Eurowizja 2022: Achille Lauro ujeżdżał byka w samej koronce! Zaskakujący występ reprezentanta San Marino!
Na ten wieczór czekali wszyscy fani Eurowizji. Właśnie trwa drugi półfinał konkursu. Nie zabrakło zaskoczeń i kontrowersji na scenie. Już pierwszy występ wywołał sporo emocji, gdy na scenie pojawili się członkowie grupy The Rasmus. Nie mniejsze wrażenie zrobił reprezentant San Marino - Achille Lauro, który wił się wokół różowego byka... w samej koronce!
66. Konkurs Piosenki Eurowizji nieuchronnie zbliża się ku końcowi. Na scenie zaprezentowali się już wszyscy półfinaliści. Nie zabrakło kontrowersji i zaskoczeń. Ogromne wrażenie zrobił m.in. reprezentant San Marino (posłuchaj!), który doskonale wiedział, co zrobić, by było o nim głośno!

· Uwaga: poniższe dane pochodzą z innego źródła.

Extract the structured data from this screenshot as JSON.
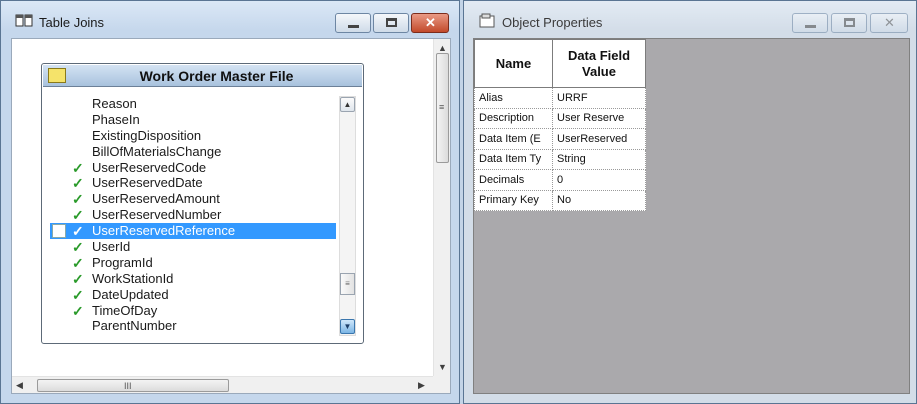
{
  "left_window": {
    "title": "Table Joins",
    "table": {
      "title": "Work Order Master File",
      "fields": [
        {
          "name": "Reason",
          "checked": false,
          "selected": false
        },
        {
          "name": "PhaseIn",
          "checked": false,
          "selected": false
        },
        {
          "name": "ExistingDisposition",
          "checked": false,
          "selected": false
        },
        {
          "name": "BillOfMaterialsChange",
          "checked": false,
          "selected": false
        },
        {
          "name": "UserReservedCode",
          "checked": true,
          "selected": false
        },
        {
          "name": "UserReservedDate",
          "checked": true,
          "selected": false
        },
        {
          "name": "UserReservedAmount",
          "checked": true,
          "selected": false
        },
        {
          "name": "UserReservedNumber",
          "checked": true,
          "selected": false
        },
        {
          "name": "UserReservedReference",
          "checked": true,
          "selected": true
        },
        {
          "name": "UserId",
          "checked": true,
          "selected": false
        },
        {
          "name": "ProgramId",
          "checked": true,
          "selected": false
        },
        {
          "name": "WorkStationId",
          "checked": true,
          "selected": false
        },
        {
          "name": "DateUpdated",
          "checked": true,
          "selected": false
        },
        {
          "name": "TimeOfDay",
          "checked": true,
          "selected": false
        },
        {
          "name": "ParentNumber",
          "checked": false,
          "selected": false
        }
      ]
    },
    "hscroll_grip": "III",
    "vscroll_grip": "≡"
  },
  "right_window": {
    "title": "Object Properties",
    "headers": {
      "name": "Name",
      "value": "Data Field Value"
    },
    "properties": [
      {
        "name": "Alias",
        "value": "URRF"
      },
      {
        "name": "Description",
        "value": "User Reserve"
      },
      {
        "name": "Data Item (E",
        "value": "UserReserved"
      },
      {
        "name": "Data Item Ty",
        "value": "String"
      },
      {
        "name": "Decimals",
        "value": "0"
      },
      {
        "name": "Primary Key",
        "value": "No"
      }
    ]
  },
  "icons": {
    "check": "✓",
    "minimize": "▭",
    "maximize": "□",
    "close": "✕",
    "up": "▲",
    "down": "▼",
    "left": "◀",
    "right": "▶"
  },
  "colors": {
    "selection": "#3399ff",
    "check": "#2a9a2a",
    "close": "#c24a2c"
  }
}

Achille Lauro, bo o nim mowa, co prawda nie zachwycił nieskazitelnie czystym wykonem, ale z całą pewnością nadrobił warstwą wizualną... Piosenkarz dosiadł bowiem różowego byka i niczym kowboj prezentował swoje jeździeckie umiejętności!
Nie da się ukryć również, że taki strój mógłby zawstydzić niejednego kowboja. Wokalista wił się w seksownej koronce. Trudno bowiem nie zauważyć, że przeźroczyste wdzianko niewiele zakryło... Nie zabrakło również błyskotek i skandalu!

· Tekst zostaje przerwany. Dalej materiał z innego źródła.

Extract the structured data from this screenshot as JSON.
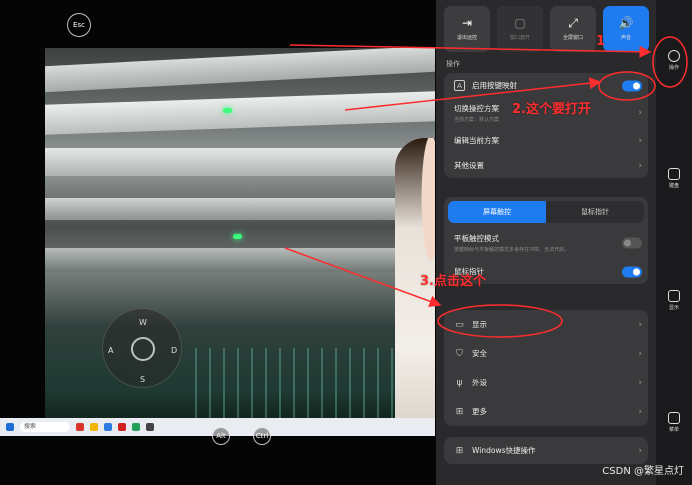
{
  "remote": {
    "esc_label": "Esc",
    "alt_label": "Alt",
    "ctrl_label": "Ctrl",
    "joystick": {
      "up": "W",
      "left": "A",
      "right": "D",
      "down": "S"
    },
    "taskbar_search": "搜索"
  },
  "quick_actions": [
    {
      "label": "退出远控",
      "icon": "exit-icon",
      "state": "normal"
    },
    {
      "label": "窗口放开",
      "icon": "window-icon",
      "state": "disabled"
    },
    {
      "label": "全屏窗口",
      "icon": "fullscreen-icon",
      "state": "normal"
    },
    {
      "label": "声音",
      "icon": "speaker-icon",
      "state": "active"
    }
  ],
  "section_title": "操作",
  "ops_card": {
    "key_mapping": {
      "label": "启用按键映射",
      "enabled": true
    },
    "switch_scheme": {
      "label": "切换操控方案",
      "sub": "当前方案：默认方案"
    },
    "edit_scheme": {
      "label": "编辑当前方案"
    },
    "other_settings": {
      "label": "其他设置"
    }
  },
  "touch_card": {
    "tabs": [
      {
        "label": "屏幕触控",
        "selected": true
      },
      {
        "label": "鼠标指针",
        "selected": false
      }
    ],
    "tablet_mode": {
      "label": "平板触控模式",
      "sub": "按键映射与平板触控模式多身存在冲突，无法开启。",
      "enabled": false
    },
    "hidden_row": {
      "label": "鼠标指针",
      "enabled": true
    }
  },
  "settings_card": [
    {
      "label": "显示",
      "icon": "monitor-icon"
    },
    {
      "label": "安全",
      "icon": "shield-icon"
    },
    {
      "label": "外设",
      "icon": "usb-icon"
    },
    {
      "label": "更多",
      "icon": "grid-icon"
    }
  ],
  "windows_card": {
    "label": "Windows快捷操作",
    "icon": "windows-icon"
  },
  "rail": [
    {
      "label": "操作",
      "icon": "controller-icon"
    },
    {
      "label": "键盘",
      "icon": "keyboard-icon"
    },
    {
      "label": "显示",
      "icon": "screen-icon"
    },
    {
      "label": "菜单",
      "icon": "menu-icon"
    }
  ],
  "annotations": {
    "step1": "1",
    "step2": "2.这个要打开",
    "step3": "3.点击这个"
  },
  "watermark": "CSDN @繁星点灯",
  "colors": {
    "accent": "#1f7cf0",
    "annotation": "#ff2d2d",
    "panel": "#2a2a2c"
  }
}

Lauro swoje popisy na scenie postanowił przypieczętować soczystym pocałunkiem z kolegą z zespołu. Wygląda na to, że widzom potrzebne były takie emocje, bo na Twitterze aż zaroiło się o twittach dotyczących Achille.
Skandalista już kilka dni przed występem informował, że szykuje prawdziwą bombę! Trudno było się jednak spodziewać, że choreografia, czy cały występ będzie ugrzeczniony, w końcu zaprezentował się z piosenką "Stripper".

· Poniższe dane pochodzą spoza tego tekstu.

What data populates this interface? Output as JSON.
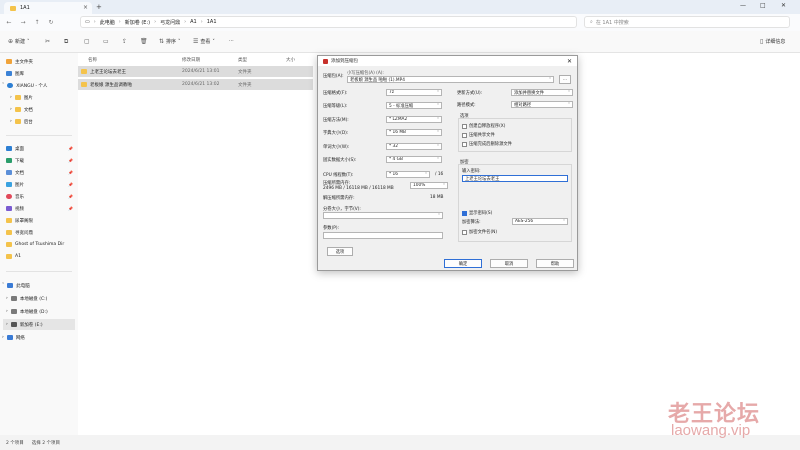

Achille obiecywał, że jego pokaz będzie "manifestem wolności". Nie da się ukryć, że faktycznie jego kreacja była dość... wyzwolona!
Jak wam się podobał jego występ?
Zobacz też:
Eurowizja 2022: The Rasmus niczym "To" Stephena Kinga! Chcieli przestraszyć publiczność?!
Katarzyna Zdanowicz w szczerych rozmowach. Podcast "Zdanowicz.Pomiędzy wersami"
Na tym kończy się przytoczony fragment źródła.